I found a silver Mercury Dime at 6" deep, that was actually touching a square-head nail laying right beside it in the hole. The Vaquero is one of the most underrated coin and jewelry shooters on the market, and probably has better seperation and recovery abilities than machines costing twice as much.
 
plidn1 said:
Very well said.
People don't want to understand, the slower you work the more ground you cover. I included.
It took me a long time to brake my bad habits and work the ground I stood on. There is plenty of time to work the rest.

I don't mean to jump this thread, but just to prove a point and as long as we are talking about speed, this is the result of 2 successive hunts I had on a very small plot of grass between 2 basketball courts that I found last August.
This was a learning experience and the best 2 days in this hobby I have had to that point.

I had scanned this area in a previous hunt, I was using a detector with a larger coil and I did find lots of clad and a piece of a silver cross.
This area was loaded with trash of all kinds but mostly tabs, screw on bottle caps and sports drink foil inserts and the caps themselves.
I returned a few days later armed with a sniper coil and proceeded to start at one end and dig every signal I came across, but the real key to these hunts is I went really slow to acquire every signal that I could.
That day I found a gold ring so nice I eventually had it cleaned and re-sized and I am wearing it today.
A few days later I came back and proceeded to continue cleaning this area from the spot that I ended at on that last hunt, and this day I found a bunch more trash but also 2 more gold rings.
This was not a large area at all, but it did take me several hours to cover it and try to do the most efficient job that I possibly could.
Well worth it in my opinion, and now I have some memories that will last me a lifetime.
 
REVIER said:
plidn1 said:
Very well said.
People don't want to understand, the slower you work the more ground you cover. I included.
It took me a long time to brake my bad habits and work the ground I stood on. There is plenty of time to work the rest.
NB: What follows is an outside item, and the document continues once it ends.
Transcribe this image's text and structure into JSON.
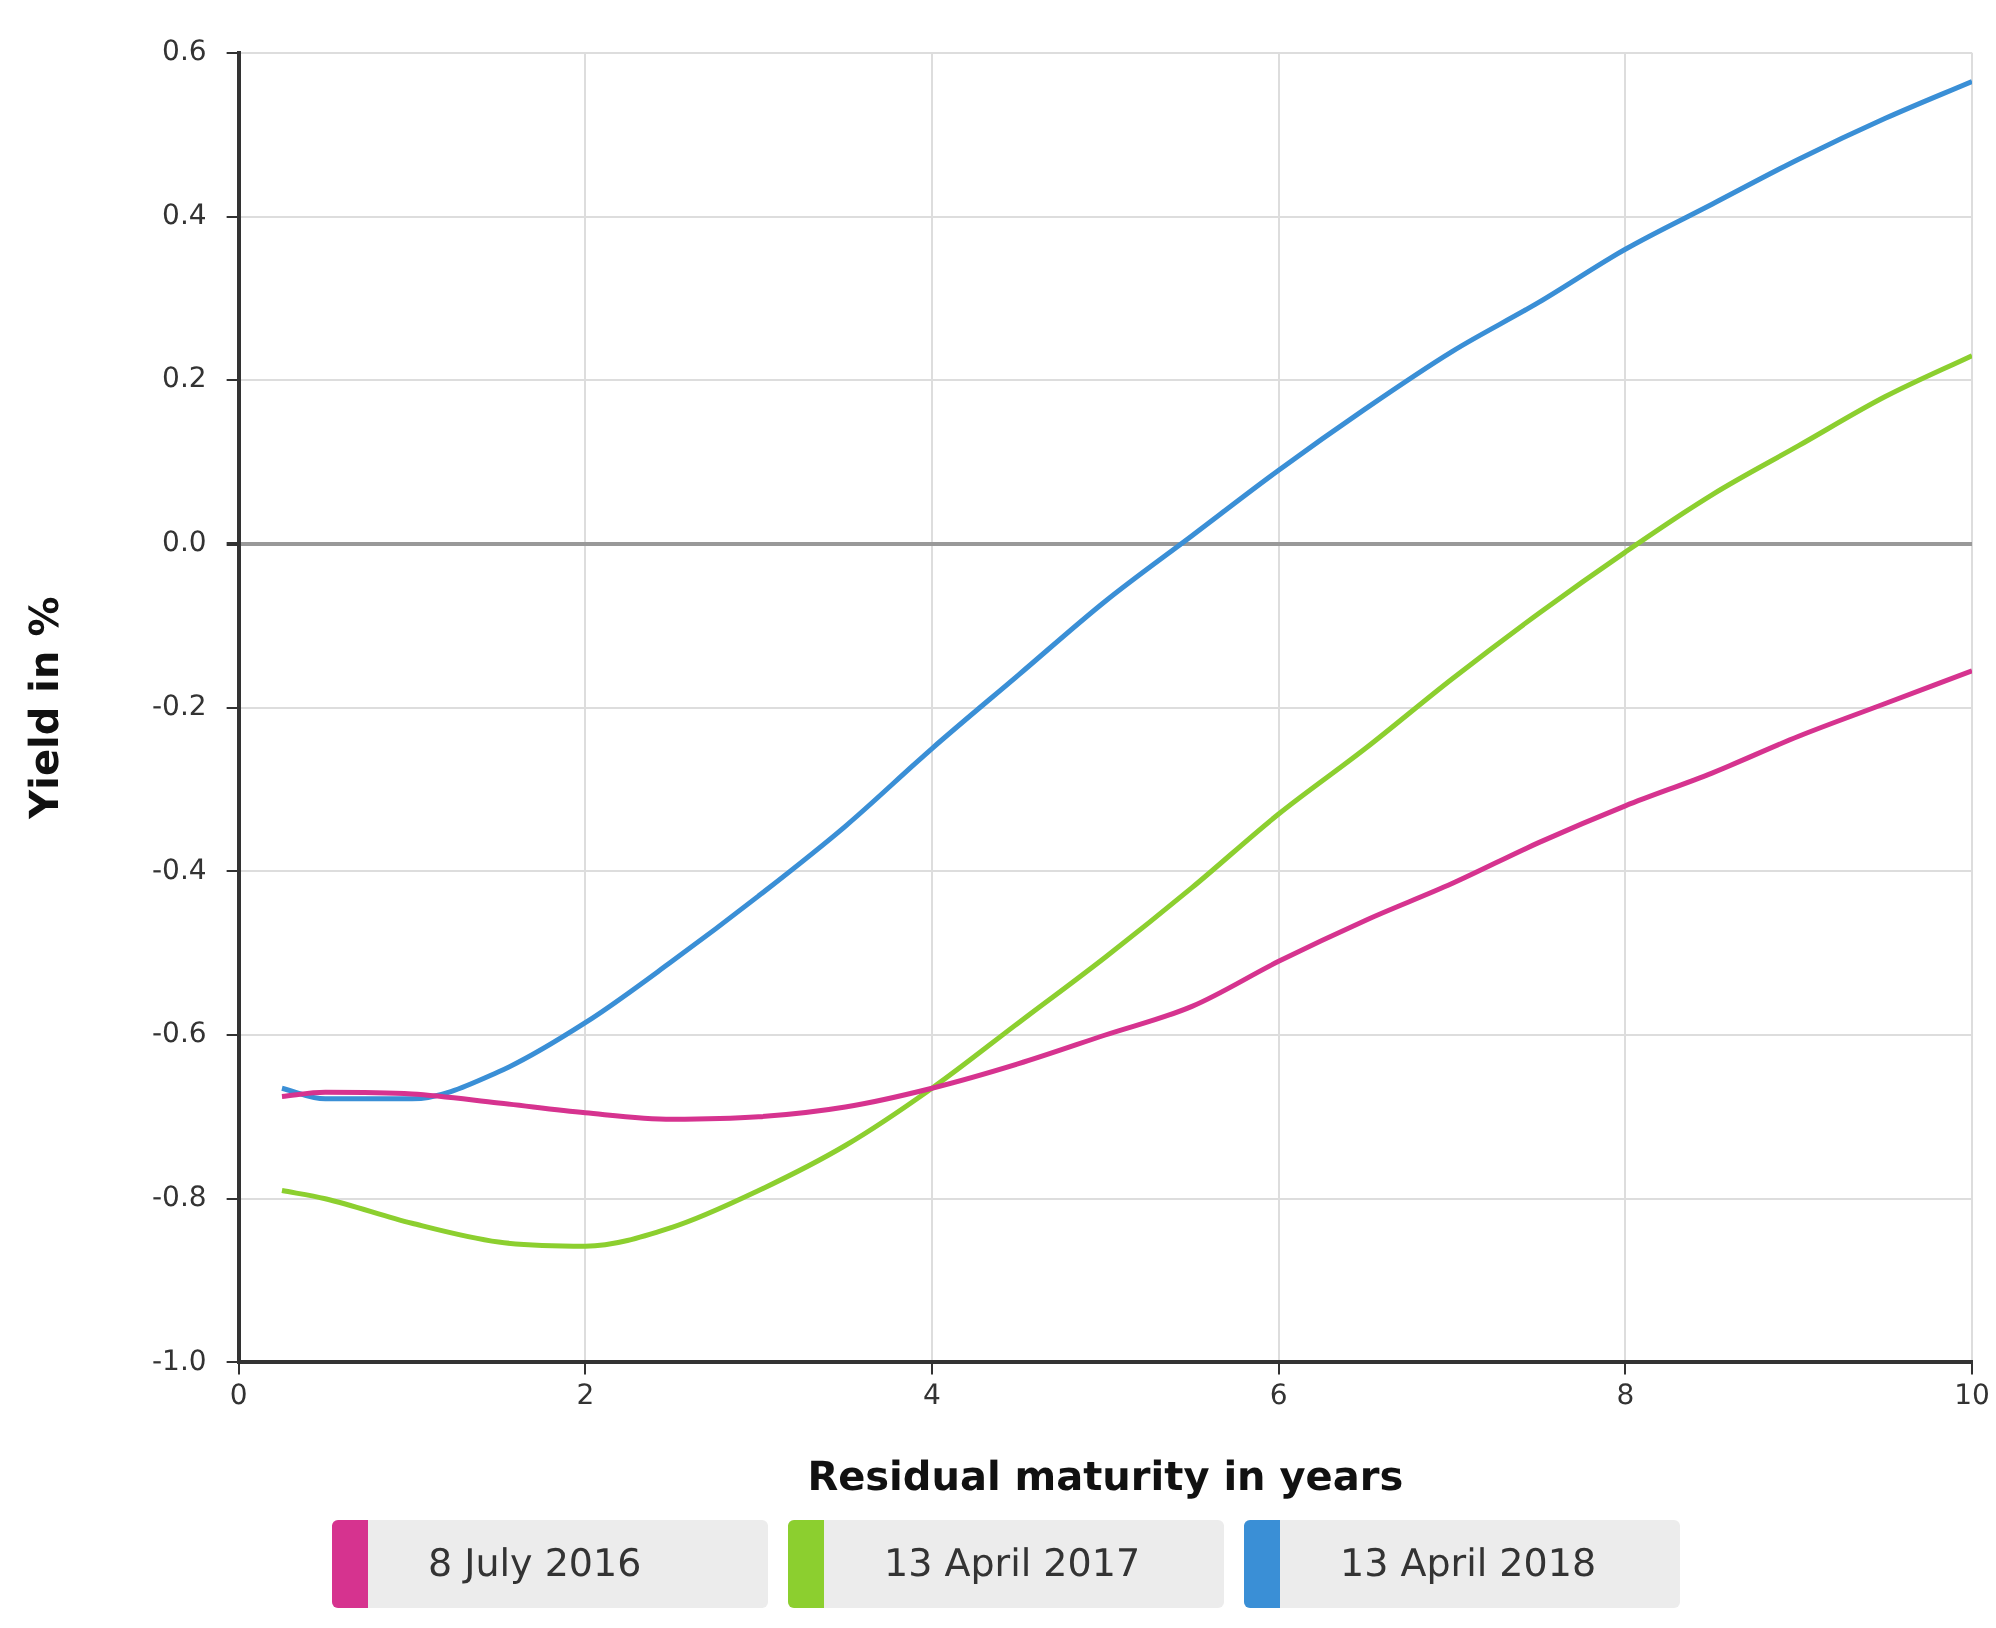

I don't mean to jump this thread, but just to prove a point and as long as we are talking about speed, this is the result of 2 successive hunts I had on a very small plot of grass between 2 basketball courts that I found last August.
This was a learning experience and the best 2 days in this hobby I have had to that point.

I had scanned this area in a previous hunt, I was using a detector with a larger coil and I did find lots of clad and a piece of a silver cross.
This area was loaded with trash of all kinds but mostly tabs, screw on bottle caps and sports drink foil inserts and the caps themselves.
I returned a few days later armed with a sniper coil and proceeded to start at one end and dig every signal I came across, but the real key to these hunts is I went really slow to acquire every signal that I could.
That day I found a gold ring so nice I eventually had it cleaned and re-sized and I am wearing it today.
A few days later I came back and proceeded to continue cleaning this area from the spot that I ended at on that last hunt, and this day I found a bunch more trash but also 2 more gold rings.
This was not a large area at all, but it did take me several hours to cover it and try to do the most efficient job that I possibly could.
Well worth it in my opinion, and now I have some memories that will last me a lifetime.



I just had to have a major surgery. A week before, I bought a new ID detector to lift my spirits.
Having only a week to play, I did what I always do with a new detector and that is chose a place with a lot of trash and see just how and what the detector tells me in relation to what is really there. On the third day I chose a school with a full size soccer field. I picked a 10 x 10 foot spot about 20 yards from the goal post and dug in. Luck (?) was with me and 1 1/2 hours into the session, out pops a beautiful 14K ladies ring. That really lifted my spirits.